Election profile: Arlene Foster, DUP leader
- Published
This is the second election Arlene Foster will fight as party leader and she believes it will be the most important since 1998 - the year the Good Friday Agreement was signed.
Mrs Foster became leader of the Democratic Unionist Party (DUP) in December 2015 and Northern Ireland's first minister in January 2016.
Hers was a rapid rise through the DUP ranks since joining from the Ulster Unionist Party in 2004.
She has had experience of some of the most high-profile posts in Northern Ireland politics, having previously served as environment minister, enterprise minister and finance minister.
She also served as acting first minister for short periods in 2010 and 2015.
Born Arlene Kelly in Roslea, County Fermanagh, her steely character in the political arena has been forged by the experiences of her childhood.
When she was eight, her father, a part-time policeman, was shot and injured by the IRA on the family farm.
When she was a teenager in 1988, a bomb exploded under a school bus she was in that was being driven by a part-time soldier in the Army's Ulster Defence Regiment.
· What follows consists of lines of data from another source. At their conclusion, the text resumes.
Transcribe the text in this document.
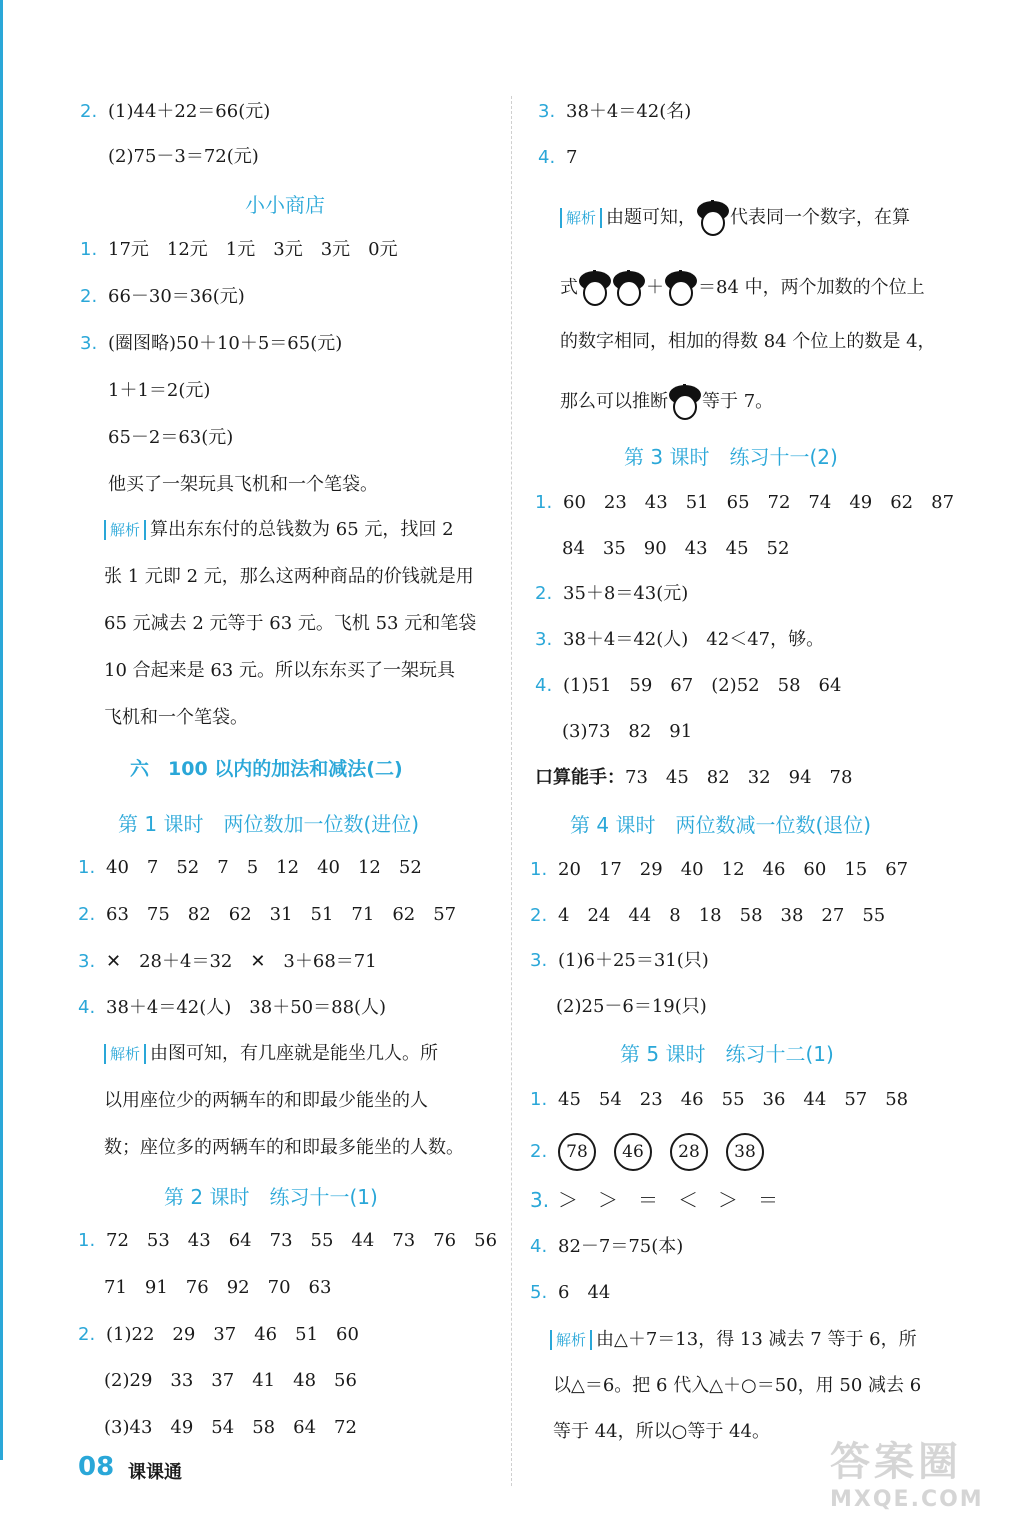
2. (1)44＋22＝66(元)
(2)75－3＝72(元)
小小商店
1. 17元　12元　1元　3元　3元　0元
2. 66－30＝36(元)
3. (圈图略)50＋10＋5＝65(元)
1＋1＝2(元)
65－2＝63(元)
他买了一架玩具飞机和一个笔袋。
解析 算出东东付的总钱数为 65 元，找回 2
张 1 元即 2 元，那么这两种商品的价钱就是用
65 元减去 2 元等于 63 元。飞机 53 元和笔袋
10 合起来是 63 元。所以东东买了一架玩具
飞机和一个笔袋。
六　100 以内的加法和减法(二)
第 1 课时　两位数加一位数(进位)
1. 40　7　52　7　5　12　40　12　52
2. 63　75　82　62　31　51　71　62　57
3. ✕　28＋4＝32　✕　3＋68＝71
4. 38＋4＝42(人)　38＋50＝88(人)
解析 由图可知，有几座就是能坐几人。所
以用座位少的两辆车的和即最少能坐的人
数；座位多的两辆车的和即最多能坐的人数。
第 2 课时　练习十一(1)
1. 72　53　43　64　73　55　44　73　76　56
71　91　76　92　70　63
2. (1)22　29　37　46　51　60
(2)29　33　37　41　48　56
(3)43　49　54　58　64　72
3. 38＋4＝42(名)
4. 7
解析 由题可知， 代表同一个数字，在算
式	＋ ＝84 中，两个加数的个位上
的数字相同，相加的得数 84 个位上的数是 4，
那么可以推断 等于 7。
第 3 课时　练习十一(2)
1. 60　23　43　51　65　72　74　49　62　87
84　35　90　43　45　52
2. 35＋8＝43(元)
3. 38＋4＝42(人)　42＜47，够。
4. (1)51　59　67　(2)52　58　64
(3)73　82　91
口算能手：73　45　82　32　94　78
第 4 课时　两位数减一位数(退位)
1. 20　17　29　40　12　46　60　15　67
2. 4　24　44　8　18　58　38　27　55
3. (1)6＋25＝31(只)
(2)25－6＝19(只)
第 5 课时　练习十二(1)
1. 45　54　23　46　55　36　44　57　58
2. 78 46 28 38
3. ＞　＞　＝　＜　＞　＝
4. 82－7＝75(本)
5. 6　44
解析 由△＋7＝13，得 13 减去 7 等于 6，所
以△＝6。把 6 代入△＋○＝50，用 50 减去 6
等于 44，所以○等于 44。
08 课课通	答案圈
MXQE.COM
A girl sitting close to her was seriously injured.
UUP defection
In 2003, Mrs Foster was elected MLA for Fermanagh and South Tyrone for the Ulster Unionist Party (UUP).
Weeks later, she joined the DUP, along with Jeffrey Donaldson, another defector from the UUP. She had criticised the direction the Ulster Unionists had been taking under David Trimble's leadership.
Mrs Foster was appointed environment minister when devolution was restored in Northern Ireland in 2007.
The following year, she took over as minister for enterprise, trade and investment, a job in which she had to deal with the impact in Northern Ireland of the global financial crisis.
In early 2010, Peter Robinson stood aside as first minister for a few weeks in the aftermath of a controversy about his wife Iris's affair with a teenager.
He appointed Mrs Foster to replace him on a temporary basis.
She was given control of Stormont's purse strings when she took over the finance ministry in May 2015, and when most DUP ministers resigned from Northern Ireland's ruling executive amid a fresh political crisis in September, Mrs Foster was the only one who remained in post.
She was also, once again, installed in the first minister's office for a few weeks.
Her reward came in December 2015, when she was elected unopposed by her party to replace the retiring Mr Robinson. She then took over as first minister in January last year.
The Fermanagh politician says this election will be "brutal " and she insists the poll in March should not be seen as a referendum of her handling of the Renewable Heat Incentive (RHI) scheme.
Her political opponents understandably take a different approach and say voters must use this election to judge how well Sinn Féin and the DUP have shared power in the past ten years.